Jacques Lambert, quando cunhou a figura dos "dois Brasis" em seu livro de mesmo nome, se referia ao Brasil desenvolvido e ao subdesenvolvido, à Bélgica e a Índia, do mítico país da Belíndia imaginado por Edmar Bacha. A síntese de Lambert continua válida, o subdesenvolvimento ainda é uma constante para uma boa parte da população nacional, mas há uma outra divisão ainda mais preocupante: a do Brasil que aprende e a do país que se recusa a aprender com seus acertos, seus erros, os acertos dos outros e os erros dos outros, Os grotões geográficos vão se reduzindo progressivamente, mas persistem entre nós os grotões culturais, corporativos, sociais e políticos que nos imobilizam e nos atrasam. De um lado, a modernidade, a esperança e os ventos da mudança sopram em muitos lugares e em muitas direções; mas, de outro, a insistência em velhas práticas, antigos vícios, a incapacidade de superar os problemas, vislumbrar novos horizontes continua solidamente enraizada em muitas de nossas lideranças e de nossas elites.
Esta semana, o Brasil teve oportunidade de ver alguns flagrantes de seus grotões expostos à luz do dia: crianças voltam às escolas e encontram salas de aula depredadas por vândalos, professores intimidados por traficantes e ladrões, prédios malcuidados, bibliotecas raquíticas, administradores e políticos desinteressados da educação apesar da retórica grandiloquente... Em São Paulo, o maior estado da federação, cem mil professores fazem um teste de capacitação técnica e 1.500 deles tiram zero; 40 mil não alcançam a média cinco; isso significa que sabem menos do que a metade daquilo que pretendem ensinar às pobres crianças. E aí vem a imagem acabada do grotão: o sindicato dos mestres vai à Justiça para evitar que essas pessoas, que não sabem nem para consumo próprio, sejam autorizados a ministrar aulas na rede estadual... Pior ainda conseguem.

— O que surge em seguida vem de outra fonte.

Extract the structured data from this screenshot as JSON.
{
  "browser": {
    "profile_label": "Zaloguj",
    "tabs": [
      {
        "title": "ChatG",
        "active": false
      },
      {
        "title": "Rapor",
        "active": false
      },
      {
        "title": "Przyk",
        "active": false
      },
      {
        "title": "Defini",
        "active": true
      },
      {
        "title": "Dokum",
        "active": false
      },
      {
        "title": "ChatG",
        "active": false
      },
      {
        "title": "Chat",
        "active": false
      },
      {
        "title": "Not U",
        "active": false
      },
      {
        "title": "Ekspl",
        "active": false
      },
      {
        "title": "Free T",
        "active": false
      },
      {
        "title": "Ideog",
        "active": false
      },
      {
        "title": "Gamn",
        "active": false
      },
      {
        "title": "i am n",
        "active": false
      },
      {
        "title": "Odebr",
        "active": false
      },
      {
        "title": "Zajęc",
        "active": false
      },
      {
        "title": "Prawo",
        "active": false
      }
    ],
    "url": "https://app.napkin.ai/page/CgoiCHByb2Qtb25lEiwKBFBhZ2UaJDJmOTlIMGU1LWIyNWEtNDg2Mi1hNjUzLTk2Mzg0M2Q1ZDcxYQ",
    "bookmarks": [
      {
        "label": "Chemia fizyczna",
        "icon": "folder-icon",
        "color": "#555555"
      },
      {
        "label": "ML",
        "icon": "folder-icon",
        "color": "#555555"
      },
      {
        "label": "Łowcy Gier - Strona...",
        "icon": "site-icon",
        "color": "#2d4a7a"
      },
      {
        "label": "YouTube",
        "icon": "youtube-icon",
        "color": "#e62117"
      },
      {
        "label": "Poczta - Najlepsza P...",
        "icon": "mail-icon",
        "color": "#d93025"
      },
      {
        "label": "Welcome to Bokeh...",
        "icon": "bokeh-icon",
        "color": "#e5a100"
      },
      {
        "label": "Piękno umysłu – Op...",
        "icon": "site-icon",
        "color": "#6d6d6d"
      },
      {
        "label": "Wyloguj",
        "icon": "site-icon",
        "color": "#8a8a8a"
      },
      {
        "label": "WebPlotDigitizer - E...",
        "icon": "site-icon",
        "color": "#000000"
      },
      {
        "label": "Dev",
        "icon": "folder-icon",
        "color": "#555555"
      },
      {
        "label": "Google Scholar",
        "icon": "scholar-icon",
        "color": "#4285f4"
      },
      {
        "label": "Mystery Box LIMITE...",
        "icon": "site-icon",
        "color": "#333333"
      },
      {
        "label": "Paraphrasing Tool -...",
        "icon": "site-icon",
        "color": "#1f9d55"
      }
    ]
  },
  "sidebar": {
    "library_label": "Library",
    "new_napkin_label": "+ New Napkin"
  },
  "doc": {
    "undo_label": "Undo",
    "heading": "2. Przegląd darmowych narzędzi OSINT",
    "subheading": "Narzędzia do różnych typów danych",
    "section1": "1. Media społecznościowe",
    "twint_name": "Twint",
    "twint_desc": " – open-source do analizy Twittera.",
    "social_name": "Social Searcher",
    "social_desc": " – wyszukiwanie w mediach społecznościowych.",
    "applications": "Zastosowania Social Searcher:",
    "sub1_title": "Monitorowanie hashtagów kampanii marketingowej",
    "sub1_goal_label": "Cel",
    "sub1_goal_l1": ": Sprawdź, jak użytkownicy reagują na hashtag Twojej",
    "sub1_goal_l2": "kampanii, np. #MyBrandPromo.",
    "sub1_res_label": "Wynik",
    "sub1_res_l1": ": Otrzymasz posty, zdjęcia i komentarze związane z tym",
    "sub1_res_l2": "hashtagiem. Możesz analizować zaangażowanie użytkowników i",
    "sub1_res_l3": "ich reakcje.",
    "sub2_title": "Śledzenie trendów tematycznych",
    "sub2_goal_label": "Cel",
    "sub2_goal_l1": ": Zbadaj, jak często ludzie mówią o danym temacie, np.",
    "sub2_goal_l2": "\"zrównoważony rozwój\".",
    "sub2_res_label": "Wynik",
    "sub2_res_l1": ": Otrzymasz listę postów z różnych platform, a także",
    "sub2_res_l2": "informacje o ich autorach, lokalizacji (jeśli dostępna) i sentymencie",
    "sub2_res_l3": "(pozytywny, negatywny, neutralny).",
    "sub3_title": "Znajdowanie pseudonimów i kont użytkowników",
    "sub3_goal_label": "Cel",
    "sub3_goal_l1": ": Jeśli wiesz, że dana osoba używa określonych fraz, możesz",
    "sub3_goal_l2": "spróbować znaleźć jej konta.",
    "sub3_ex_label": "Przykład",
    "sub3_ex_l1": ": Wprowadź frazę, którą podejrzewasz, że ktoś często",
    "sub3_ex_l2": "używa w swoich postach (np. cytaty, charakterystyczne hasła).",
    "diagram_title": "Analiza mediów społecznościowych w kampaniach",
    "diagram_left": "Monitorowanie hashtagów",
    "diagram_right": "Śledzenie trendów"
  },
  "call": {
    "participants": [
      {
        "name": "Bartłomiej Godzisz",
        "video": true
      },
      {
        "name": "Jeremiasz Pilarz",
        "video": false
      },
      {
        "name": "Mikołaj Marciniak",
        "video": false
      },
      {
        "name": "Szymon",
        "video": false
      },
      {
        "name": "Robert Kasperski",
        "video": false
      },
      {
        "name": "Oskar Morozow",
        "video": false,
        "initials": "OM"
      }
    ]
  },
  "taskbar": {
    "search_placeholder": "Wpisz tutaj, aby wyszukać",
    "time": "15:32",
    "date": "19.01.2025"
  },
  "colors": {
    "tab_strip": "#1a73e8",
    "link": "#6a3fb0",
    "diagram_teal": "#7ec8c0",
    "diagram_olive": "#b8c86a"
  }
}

Na política, os grotões reinam absolutos. Os nobres parlamentares gastam R$ 15 mil por mês, com dinheiro público, em despesas várias e a Câmara Federal havia prometido que passaria a detalhar, para conhecimento dos contribuintes que afinal são os que estão pagando a conta o conteúdo das notas fiscais que apresentam para justificar a despesa. Agora, adiaram a medida moralizadora sine die, com a concordância de todos os líderes partidários. Cadê a tão decantada transparência? De quebra, José Sarney que é o símbolo puro e acabado do arcaísmo, do atraso e do anacronismo em matéria de prática política, voltou à presidência do Senado. Que fazer? Como dizia Jonathan Swift, emendando o Sermão da Montanha, "bem-aventurados os que não esperam nada, pois não serão decepcionados".
Mas, há compensações como o privilégio de ir a Cascavel, como fiz, acompanhando o ex-governador Jayme Canet Jr. para visitar o 21º Show Rural promovido pela Coopavel. O Show, que este ano receberá mais de 150 mil visitantes, é um espetáculo entusiasmante por mostrar não o que a gente do Paraná foi capaz de realizar em poucas décadas, que todo mundo sabe; mas o que nossa gente fará nos próximos anos. Uma tecnologia de altíssimo nível, comparável às agriculturas mais modernas do mundo; uma multidão de produtores de todos os tamanhos, grandes, médios, pequenos e muito pequenos a perguntar, observar, encomendar e comprar sementes de alto rendimento, embriões, máquinas e implementos. Cadê a crise? Não pergunte para eles.
O Paraná é isso, o resultado de um gigantesco espetáculo de aprendizado coletivo e nada é mais moderno do que aquilo que se chama em teoria organizacional de "organizações que aprendem". Parafraseando Mateus e Swift: "Bem-aventurados os que não desanimam, pois pode demorar, mas um dia e em algum lugar, eles receberão sua recompensa". Minha recompensa me foi entregue em Cascavel.
Belmiro Valverde Jobim Castor é professor do Doutorado em Administração da PUCPR.